David Zilbershlag, a Haredi media man, says that usually he is optimistic, but this year, as the registration season begins, he is particularly pessimistic. In recent years the campaign conducted by Zilbershlag and other people, like the head of Haredi education in Jerusalem city hall, Binyamin Cohen, and Hezi Shinalson, an adviser to the education minister, has been quite successful.
Zilbershlag says that five years ago, 300 girls remained without a seminary at the start of the school year in Jerusalem, and almost all were Sephardi. Last year, says Zilbershlag, only 30 girls were left without a seminary at the start of the school year, and half found places in institutions within two weeks.
Shinalson says that in Bnei Brak only 15 girls were left without places at a seminary. On the other hand, in recent years, it's not only Sephardi girls who are finding it difficult to get into seminaries, but also the daughters of the newly repentant and Haredi families that are not devout enough.

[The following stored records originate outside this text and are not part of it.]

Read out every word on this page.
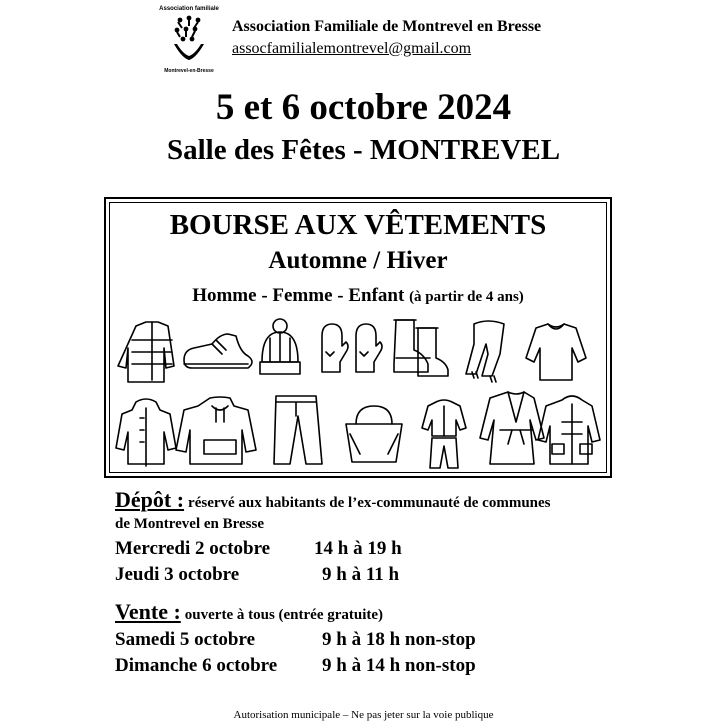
Association familiale
Montrevel-en-Bresse
Association Familiale de Montrevel en Bresse
assocfamilialemontrevel@gmail.com
5 et 6 octobre 2024
Salle des Fêtes - MONTREVEL
BOURSE AUX VÊTEMENTS
Automne / Hiver
Homme - Femme - Enfant (à partir de 4 ans)
Dépôt : réservé aux habitants de l’ex-communauté de communes
de Montrevel en Bresse
Mercredi 2 octobre 14 h à 19 h
Jeudi 3 octobre	9 h à 11 h
Vente : ouverte à tous (entrée gratuite)
Samedi 5 octobre	9 h à 18 h non-stop
Dimanche 6 octobre 9 h à 14 h non-stop
Autorisation municipale – Ne pas jeter sur la voie publique
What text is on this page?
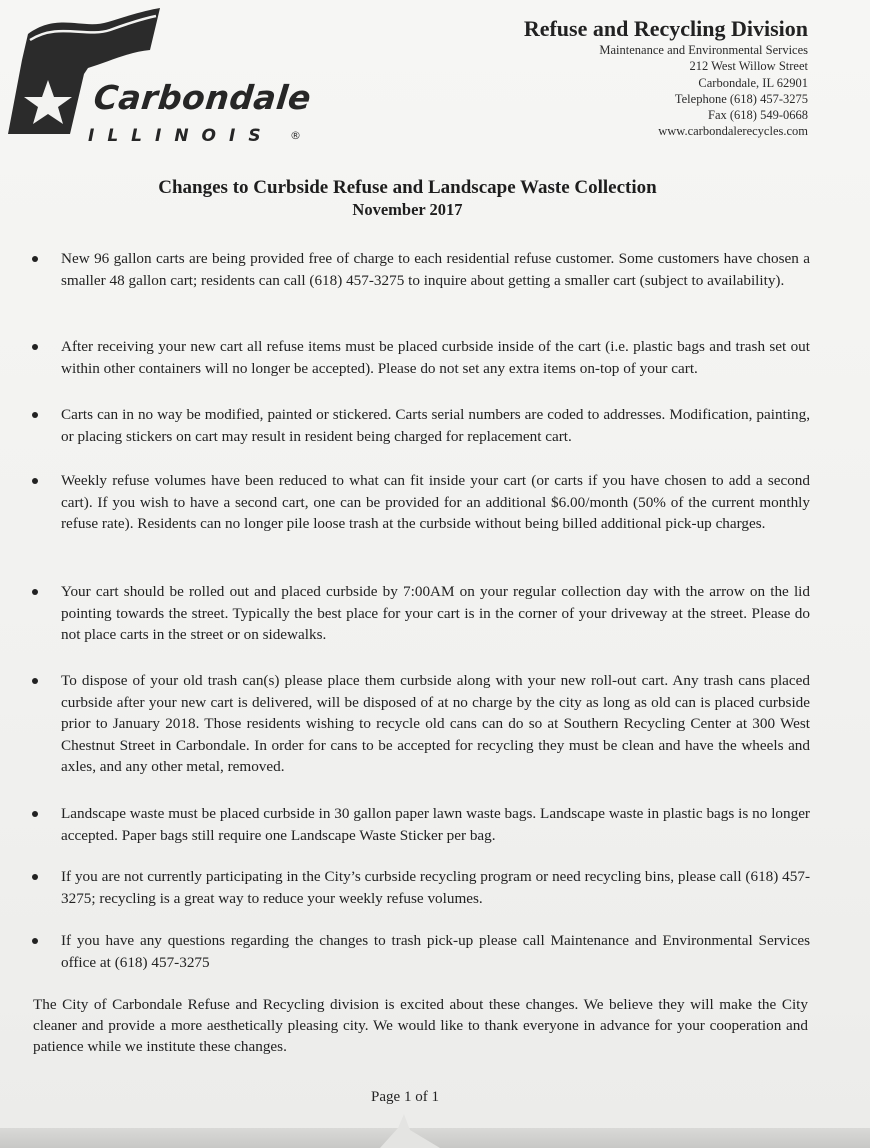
Carbondale
ILLINOIS ®
Refuse and Recycling Division
Maintenance and Environmental Services
212 West Willow Street
Carbondale, IL 62901
Telephone (618) 457-3275
Fax (618) 549-0668
www.carbondalerecycles.com
Changes to Curbside Refuse and Landscape Waste Collection
November 2017
New 96 gallon carts are being provided free of charge to each residential refuse customer. Some customers have chosen a smaller 48 gallon cart; residents can call (618) 457-3275 to inquire about getting a smaller cart (subject to availability).
After receiving your new cart all refuse items must be placed curbside inside of the cart (i.e. plastic bags and trash set out within other containers will no longer be accepted). Please do not set any extra items on-top of your cart.
Carts can in no way be modified, painted or stickered. Carts serial numbers are coded to addresses. Modification, painting, or placing stickers on cart may result in resident being charged for replacement cart.
Weekly refuse volumes have been reduced to what can fit inside your cart (or carts if you have chosen to add a second cart). If you wish to have a second cart, one can be provided for an additional $6.00/month (50% of the current monthly refuse rate). Residents can no longer pile loose trash at the curbside without being billed additional pick-up charges.
Your cart should be rolled out and placed curbside by 7:00AM on your regular collection day with the arrow on the lid pointing towards the street. Typically the best place for your cart is in the corner of your driveway at the street. Please do not place carts in the street or on sidewalks.
To dispose of your old trash can(s) please place them curbside along with your new roll-out cart. Any trash cans placed curbside after your new cart is delivered, will be disposed of at no charge by the city as long as old can is placed curbside prior to January 2018. Those residents wishing to recycle old cans can do so at Southern Recycling Center at 300 West Chestnut Street in Carbondale. In order for cans to be accepted for recycling they must be clean and have the wheels and axles, and any other metal, removed.
Landscape waste must be placed curbside in 30 gallon paper lawn waste bags. Landscape waste in plastic bags is no longer accepted. Paper bags still require one Landscape Waste Sticker per bag.
If you are not currently participating in the City’s curbside recycling program or need recycling bins, please call (618) 457-3275; recycling is a great way to reduce your weekly refuse volumes.
If you have any questions regarding the changes to trash pick-up please call Maintenance and Environmental Services office at (618) 457-3275
The City of Carbondale Refuse and Recycling division is excited about these changes. We believe they will make the City cleaner and provide a more aesthetically pleasing city. We would like to thank everyone in advance for your cooperation and patience while we institute these changes.
Page 1 of 1
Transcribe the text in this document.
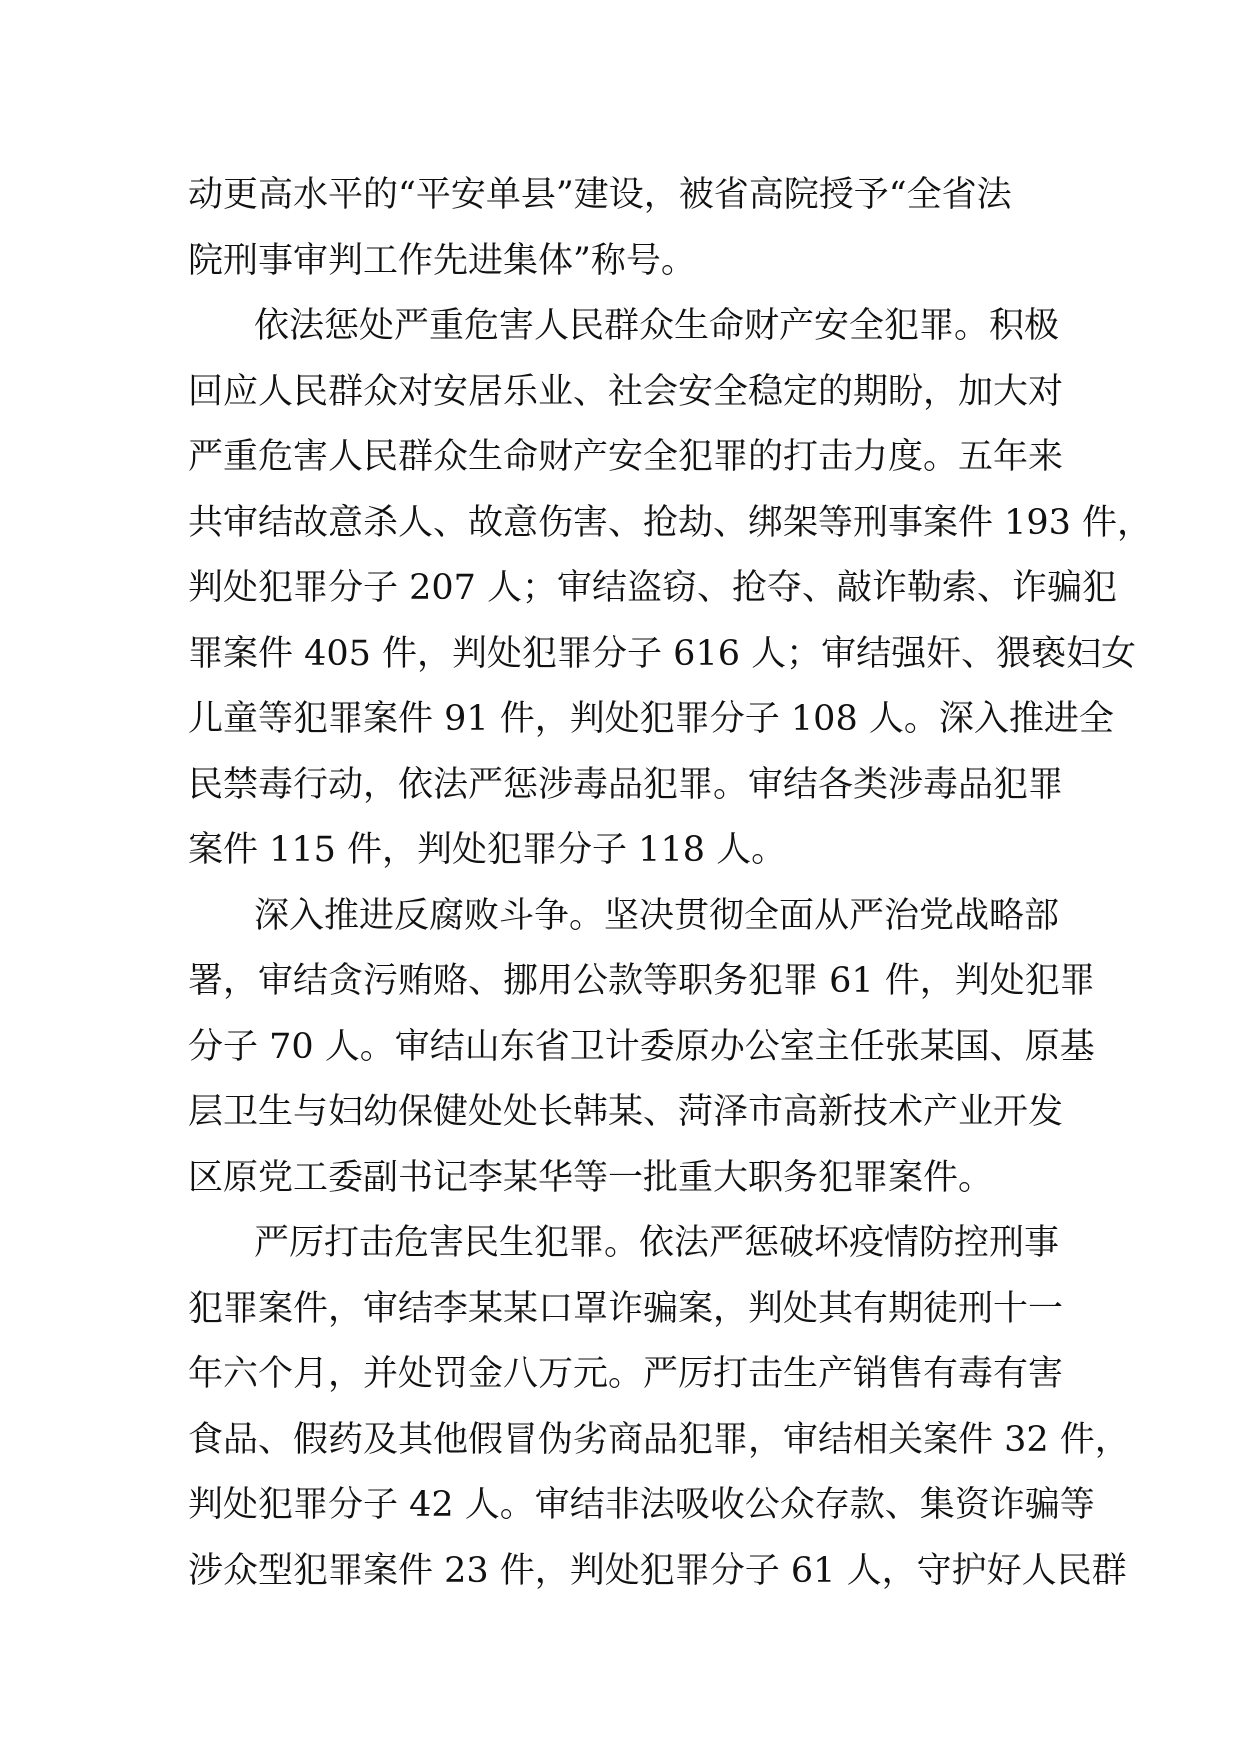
动更高水平的“平安单县”建设，被省高院授予“全省法
院刑事审判工作先进集体”称号。
依法惩处严重危害人民群众生命财产安全犯罪。积极
回应人民群众对安居乐业、社会安全稳定的期盼，加大对
严重危害人民群众生命财产安全犯罪的打击力度。五年来
共审结故意杀人、故意伤害、抢劫、绑架等刑事案件 193 件，
判处犯罪分子 207 人；审结盗窃、抢夺、敲诈勒索、诈骗犯
罪案件 405 件，判处犯罪分子 616 人；审结强奸、猥亵妇女
儿童等犯罪案件 91 件，判处犯罪分子 108 人。深入推进全
民禁毒行动，依法严惩涉毒品犯罪。审结各类涉毒品犯罪
案件 115 件，判处犯罪分子 118 人。
深入推进反腐败斗争。坚决贯彻全面从严治党战略部
署，审结贪污贿赂、挪用公款等职务犯罪 61 件，判处犯罪
分子 70 人。审结山东省卫计委原办公室主任张某国、原基
层卫生与妇幼保健处处长韩某、菏泽市高新技术产业开发
区原党工委副书记李某华等一批重大职务犯罪案件。
严厉打击危害民生犯罪。依法严惩破坏疫情防控刑事
犯罪案件，审结李某某口罩诈骗案，判处其有期徒刑十一
年六个月，并处罚金八万元。严厉打击生产销售有毒有害
食品、假药及其他假冒伪劣商品犯罪，审结相关案件 32 件，
判处犯罪分子 42 人。审结非法吸收公众存款、集资诈骗等
涉众型犯罪案件 23 件，判处犯罪分子 61 人，守护好人民群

Shinalson, the minister's adviser, is apparently the first senior official in the Education Ministry to conduct a real war against the quota system. He uses threats and warnings, hoping he won't have to actualize them. It's said that more than once he made clear to seminary heads the price they will pay in their ties to the Education Ministry if they don't accept Sephardi pupils. Last year, one seminary had its budget stopped.
The Haredi press has lately been carrying leaked stories about the ministry considering once again requiring the seminaries to set formal criteria for acceptance. Presumably, the items were leaked to make the seminaries restrain themselves, so there's no need for criteria. Shinalson is walking a very thin line. He has to fight discrimination without the ministry being accused of intervention in Haredi education. So, he tries to earn the help of the rabbinical councils that operate on behalf of the Torah sages, and to create a situation in which they, and not he, press the seminaries.